Underneath the surface the outgoing flood is a turbulent maelstrom.  The sandy bottom is not smooth but a complex pattern of mega ripples and swirling vortexes that vacuum sand of the bottom and inject it into the flowing water.  A single tide can transport enough sand to create an alluvial fan that extends 100 m into the sea and which would require more than 2500 tonnes of sand by rough calculation.  A continually rolling wave is located at the seaward edge of the alluvial fan.  Inshore waters are shallow so the alluvial fan ends with a steep drop of only half a metre.

Strong longshore drift removes the alluvial fan within a few days to weeks.  The same longshore drift brings new sand to the creek mouth where it is sucked up the creek to form an alluvial fan that faces upstream.  Sand accumulated in the creek mouth in this way provides material for forming a fan in the sea when the tide runs out.

Aerial view showing both alluvial fans.  The fan in the sea is 85 m long and is mainly from one tide.
It is amazing how big the alluvial fans can get.  At the front-left are a few mega-ripples
Beaches often seem to be static places, adjusting only slowly to the balance between accretion and erosion, however the truth is that every wave moves more sand than a good man can shovel in a minute.  Usually the amount of sand added and removed is in balance.  It is only in special places where sand movements are not balanced that true level of movement is revealed.

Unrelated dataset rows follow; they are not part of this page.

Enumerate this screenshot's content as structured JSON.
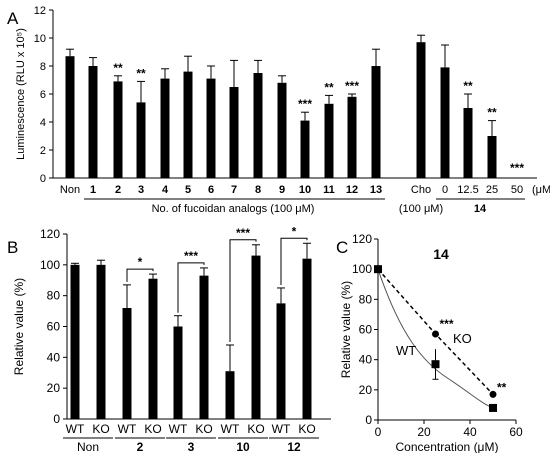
{
  "figure": {
    "panel_labels": {
      "a": "A",
      "b": "B",
      "c": "C"
    }
  },
  "chart_data": [
    {
      "panel": "A",
      "type": "bar",
      "ylabel": "Luminescence (RLU x 10⁵)",
      "ylim": [
        0,
        12
      ],
      "yticks": [
        0,
        2,
        4,
        6,
        8,
        10,
        12
      ],
      "grid": false,
      "categories": [
        "Non",
        "1",
        "2",
        "3",
        "4",
        "5",
        "6",
        "7",
        "8",
        "9",
        "10",
        "11",
        "12",
        "13",
        "Cho",
        "0",
        "12.5",
        "25",
        "50"
      ],
      "values": [
        8.7,
        8.0,
        6.9,
        5.4,
        7.1,
        7.6,
        7.1,
        6.5,
        7.5,
        6.8,
        4.1,
        5.3,
        5.8,
        8.0,
        9.7,
        7.9,
        5.0,
        3.0,
        0.0
      ],
      "errors": [
        0.5,
        0.6,
        0.4,
        1.5,
        0.7,
        1.1,
        0.9,
        1.9,
        0.9,
        0.5,
        0.6,
        0.6,
        0.2,
        1.2,
        0.5,
        1.6,
        1.0,
        1.1,
        0.0
      ],
      "significance": [
        "",
        "",
        "**",
        "**",
        "",
        "",
        "",
        "",
        "",
        "",
        "***",
        "**",
        "***",
        "",
        "",
        "",
        "**",
        "**",
        "***"
      ],
      "group_labels": {
        "analogs": "No. of fucoidan analogs (100 μM)",
        "cho_conc": "(100 μM)",
        "compound": "14",
        "unit": "(μM)"
      }
    },
    {
      "panel": "B",
      "type": "bar",
      "ylabel": "Relative value (%)",
      "ylim": [
        0,
        120
      ],
      "yticks": [
        0,
        20,
        40,
        60,
        80,
        100,
        120
      ],
      "grid": false,
      "groups": [
        "Non",
        "2",
        "3",
        "10",
        "12"
      ],
      "subcategories": [
        "WT",
        "KO"
      ],
      "series": [
        {
          "name": "WT",
          "values": [
            100,
            72,
            60,
            31,
            75
          ],
          "errors": [
            1,
            15,
            7,
            17,
            10
          ]
        },
        {
          "name": "KO",
          "values": [
            100,
            91,
            93,
            106,
            104
          ],
          "errors": [
            3,
            3,
            5,
            7,
            10
          ]
        }
      ],
      "significance": [
        "",
        "*",
        "***",
        "***",
        "*"
      ]
    },
    {
      "panel": "C",
      "type": "line",
      "title": "14",
      "xlabel": "Concentration (μM)",
      "ylabel": "Relative value (%)",
      "xlim": [
        0,
        60
      ],
      "ylim": [
        0,
        120
      ],
      "xticks": [
        0,
        20,
        40,
        60
      ],
      "yticks": [
        0,
        20,
        40,
        60,
        80,
        100,
        120
      ],
      "grid": false,
      "series": [
        {
          "name": "WT",
          "x": [
            0,
            25,
            50
          ],
          "y": [
            100,
            37,
            8
          ],
          "errors": [
            2,
            10,
            0
          ],
          "marker": "square",
          "line": "solid"
        },
        {
          "name": "KO",
          "x": [
            0,
            25,
            50
          ],
          "y": [
            100,
            57,
            17
          ],
          "errors": [
            2,
            3,
            0
          ],
          "marker": "circle",
          "line": "dashed"
        }
      ],
      "significance": {
        "x": [
          25,
          50
        ],
        "labels": [
          "***",
          "**"
        ]
      }
    }
  ]
}
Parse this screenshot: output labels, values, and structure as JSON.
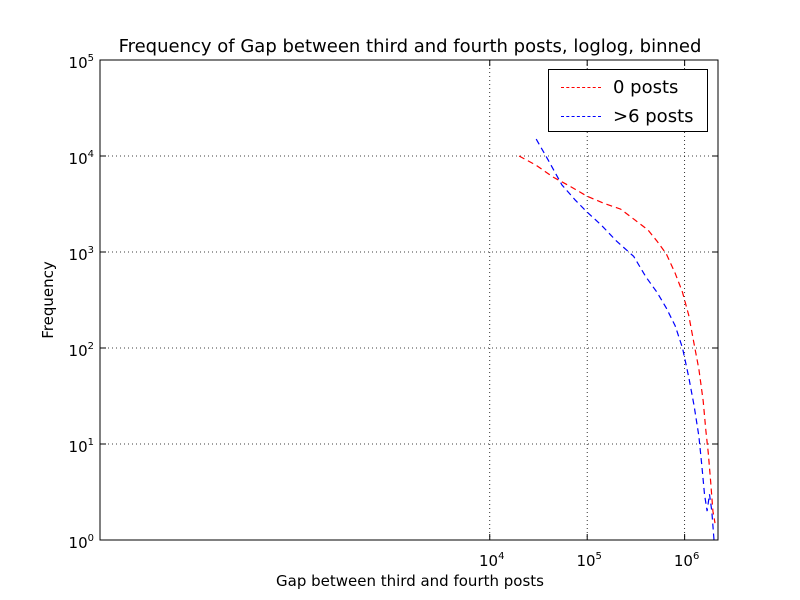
{
  "chart_data": {
    "type": "line",
    "title": "Frequency of Gap between third and fourth posts, loglog, binned",
    "xlabel": "Gap between third and fourth posts",
    "ylabel": "Frequency",
    "xscale": "log",
    "yscale": "log",
    "xlim": [
      1,
      2200000
    ],
    "ylim": [
      1,
      100000
    ],
    "grid": true,
    "legend_position": "top-right",
    "x_ticks": [
      {
        "value": 10000,
        "base": "10",
        "exp": "4"
      },
      {
        "value": 100000,
        "base": "10",
        "exp": "5"
      },
      {
        "value": 1000000,
        "base": "10",
        "exp": "6"
      }
    ],
    "y_ticks": [
      {
        "value": 1,
        "base": "10",
        "exp": "0"
      },
      {
        "value": 10,
        "base": "10",
        "exp": "1"
      },
      {
        "value": 100,
        "base": "10",
        "exp": "2"
      },
      {
        "value": 1000,
        "base": "10",
        "exp": "3"
      },
      {
        "value": 10000,
        "base": "10",
        "exp": "4"
      },
      {
        "value": 100000,
        "base": "10",
        "exp": "5"
      }
    ],
    "series": [
      {
        "name": "0 posts",
        "color": "#ff0000",
        "x": [
          20000,
          30000,
          45000,
          65000,
          100000,
          150000,
          220000,
          320000,
          420000,
          520000,
          650000,
          800000,
          950000,
          1100000,
          1250000,
          1400000,
          1550000,
          1650000,
          1750000,
          1850000,
          1950000,
          2050000
        ],
        "y": [
          10000,
          8000,
          6000,
          4900,
          3800,
          3200,
          2800,
          2100,
          1700,
          1300,
          950,
          600,
          380,
          220,
          110,
          60,
          28,
          14,
          8,
          4,
          2,
          1.5
        ]
      },
      {
        "name": ">6 posts",
        "color": "#0000ff",
        "x": [
          30000,
          40000,
          55000,
          75000,
          100000,
          140000,
          200000,
          300000,
          400000,
          520000,
          650000,
          800000,
          950000,
          1100000,
          1250000,
          1400000,
          1500000,
          1600000,
          1700000,
          1800000,
          1900000,
          2000000
        ],
        "y": [
          15000,
          9000,
          5000,
          3500,
          2600,
          1900,
          1300,
          900,
          550,
          380,
          260,
          170,
          100,
          50,
          25,
          12,
          6,
          3,
          2,
          3,
          2,
          1
        ]
      }
    ]
  }
}
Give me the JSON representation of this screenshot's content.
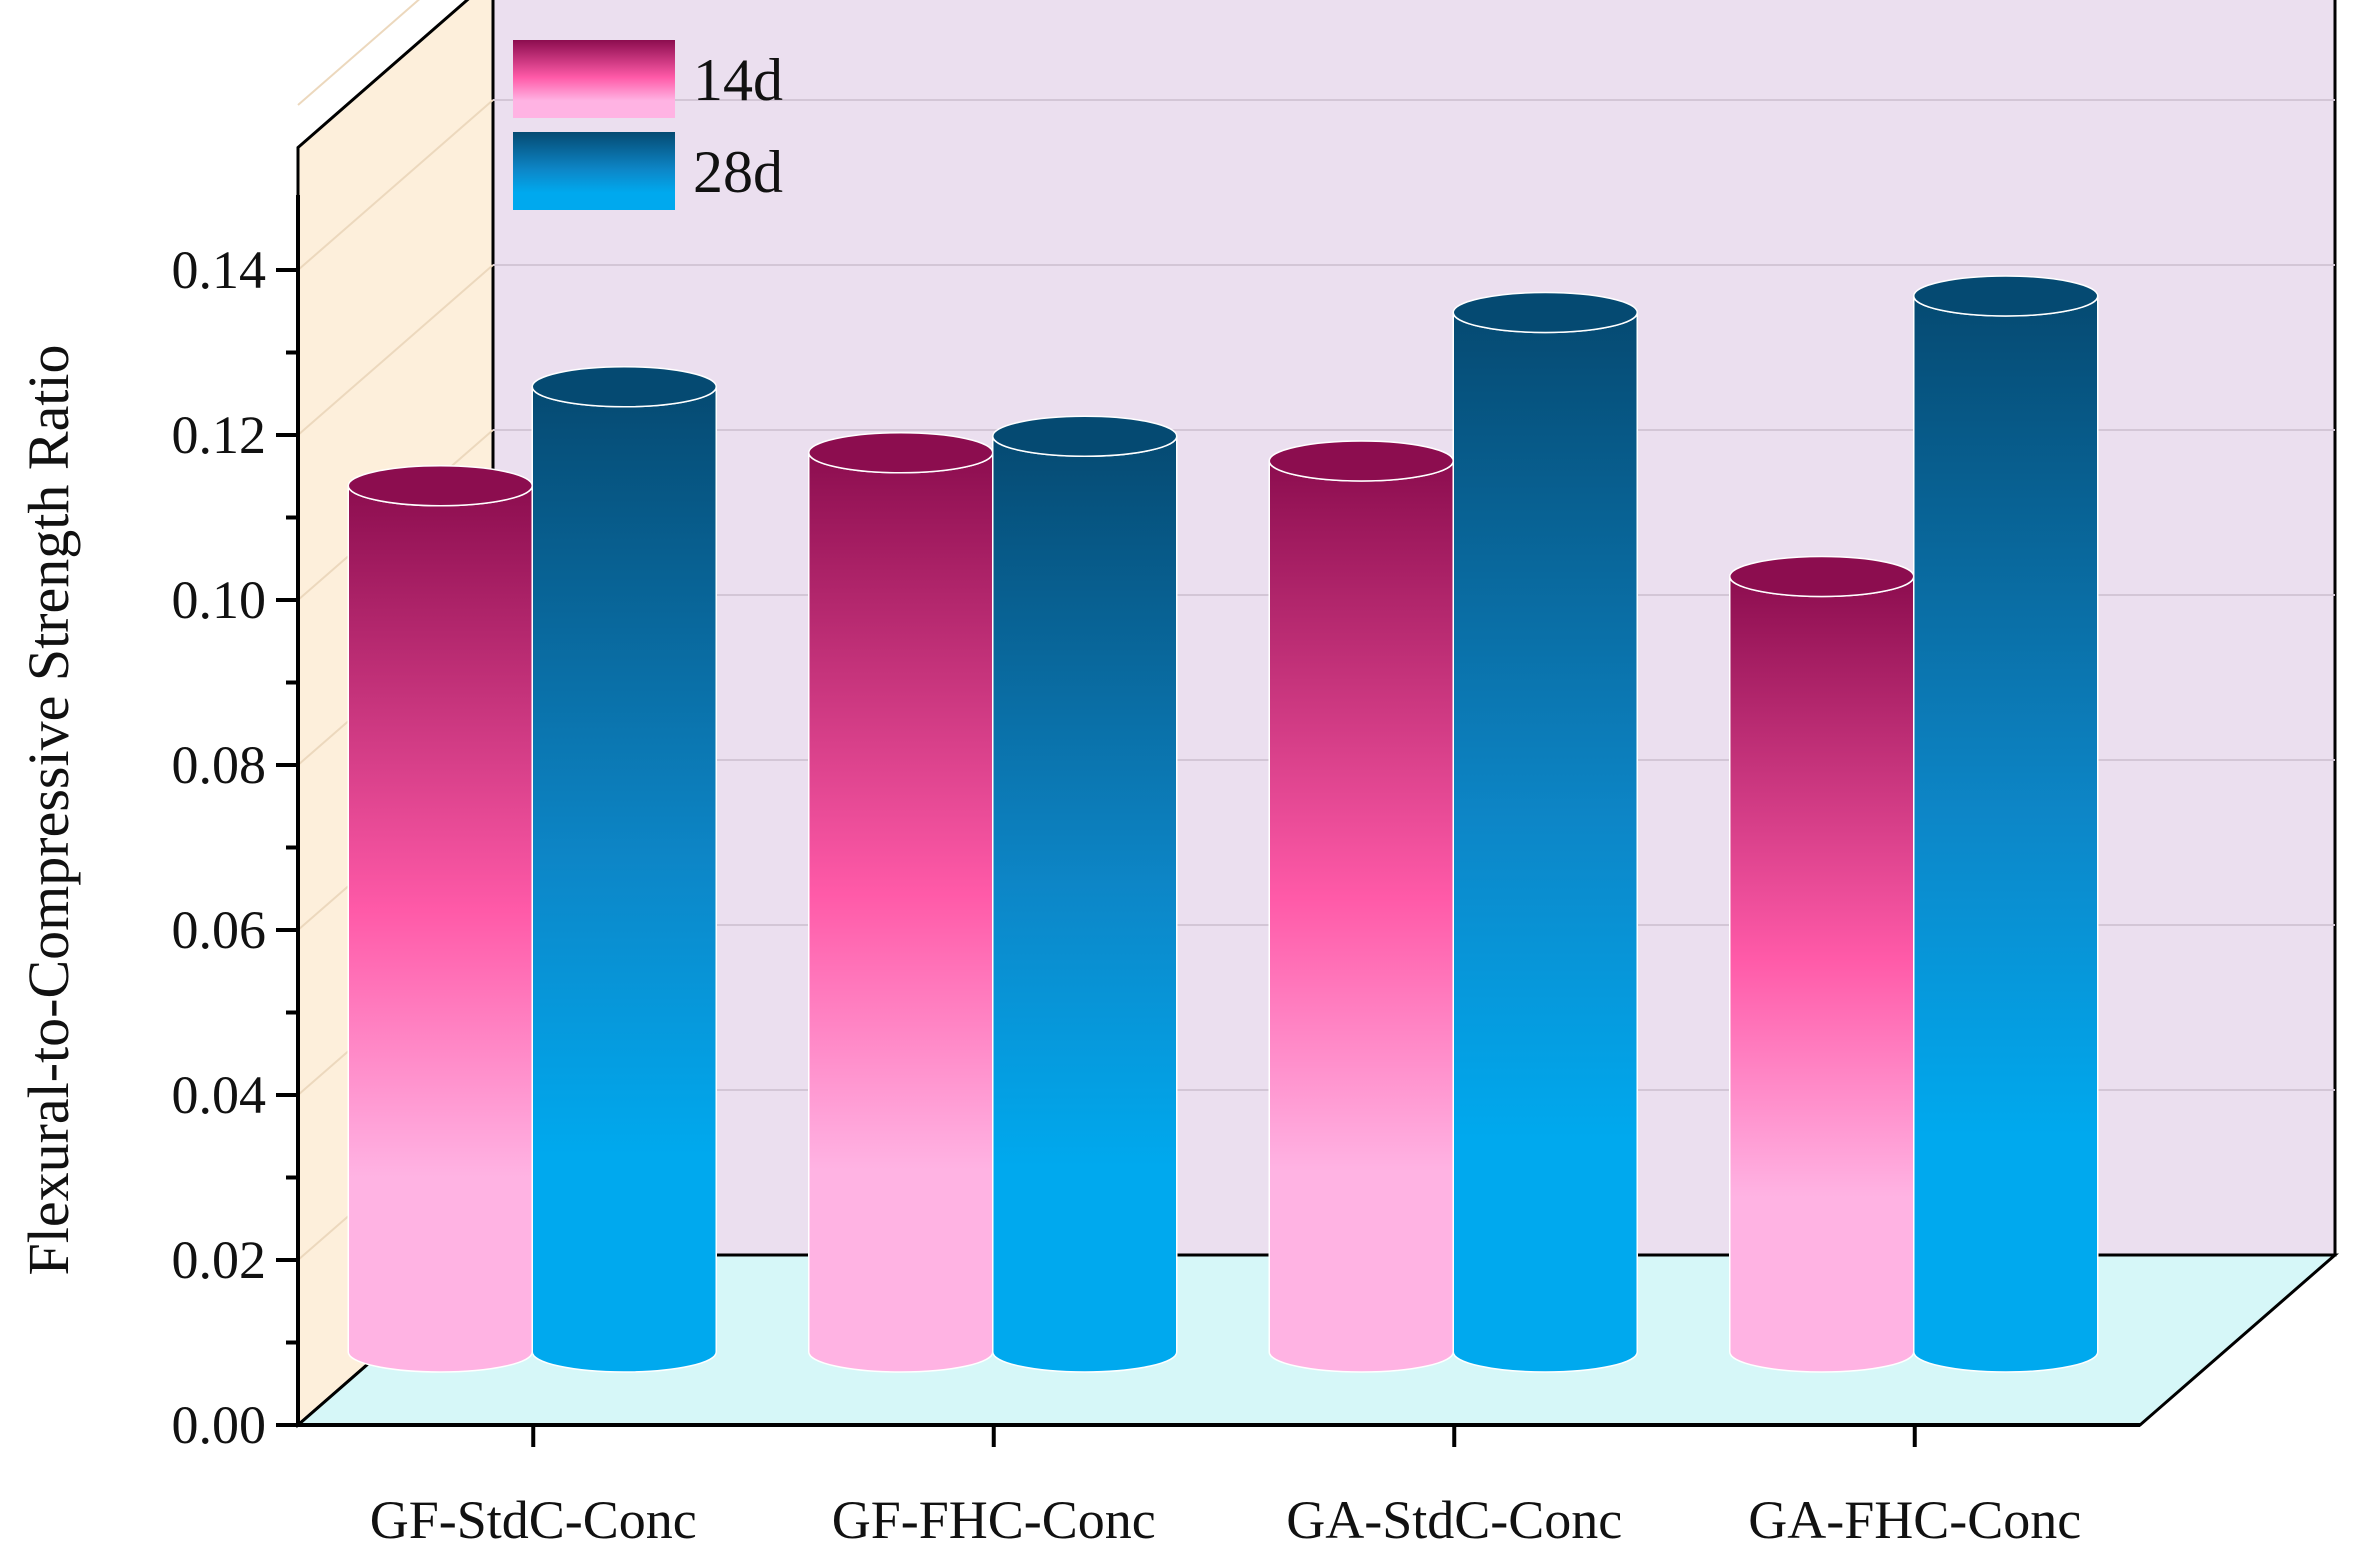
{
  "chart_data": {
    "type": "bar",
    "style": "3d-cylinder",
    "title": "",
    "xlabel": "",
    "ylabel": "Flexural-to-Compressive Strength Ratio",
    "ylim": [
      0,
      0.15
    ],
    "yticks": [
      "0.00",
      "0.02",
      "0.04",
      "0.06",
      "0.08",
      "0.10",
      "0.12",
      "0.14"
    ],
    "categories": [
      "GF-StdC-Conc",
      "GF-FHC-Conc",
      "GA-StdC-Conc",
      "GA-FHC-Conc"
    ],
    "series": [
      {
        "name": "14d",
        "values": [
          0.105,
          0.109,
          0.108,
          0.094
        ],
        "color_light": "#ffb3e3",
        "color_mid": "#ff5aa8",
        "color_dark": "#8c0d4f"
      },
      {
        "name": "28d",
        "values": [
          0.117,
          0.111,
          0.126,
          0.128
        ],
        "color_light": "#00a9ee",
        "color_mid": "#0d86c7",
        "color_dark": "#054a72"
      }
    ],
    "grid": true,
    "legend_position": "top-left",
    "colors": {
      "back_wall": "#ebdfef",
      "side_wall": "#fdefdb",
      "floor": "#d6f7f8"
    }
  }
}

Kids love the high banks where the creek cuts into the beach
Getting rolled along by the incoming tide is fun too!
There is a funny side to the Barr Creek tidal movements.  Years ago Holloways Beach had a pub and Machans did not.  So people would come across the creek at low tide then go home in the dark.  At night you can’t see power of the water or its depth.  Many people have been swept away attempting to cross the creek.  Lucky they could all swim.  The incoming tide is pretty nasty too and some people got swept up the creek into the mangroves and you can imagine the fun: drunk in the dark and staggering through the mangroves.

On a particularly violent day when outgoing tide was reinforced with a freshwater flood, I was out there having fun when a rescue helicopter came out and started circling around me.  I was trying to surf the standing waves on a competition surf ski which can be paddled to about 15 km/h.  But the water was much faster and I would paddle upstream like mad whilst getting sucked backward through the flood until I caught a standing wave and hopefully surfed.  Of course you can’t see what is coming when you are going backwards which makes it very exciting and it is almost impossible to go through the roller backwards without coming off.  Beyond the roller is flat calm sea so you just get back onto the surf ski, paddle to the beach and go again.  Of course the rescue helicopter shows up just at the point of wipe out and thinks I am in trouble and started preparing to rescue me, which was embarrassing.

Barr Creek mouth widened to 60 m after a cyclone when Barron River water flowed through fields into Barr Creek 
In this post I have talked about how a synergy of ordinary events can create very powerful forces.  In a future post, I will show the damage this process can do when it combines with other ordinary events to create an extra-ordinary synergy.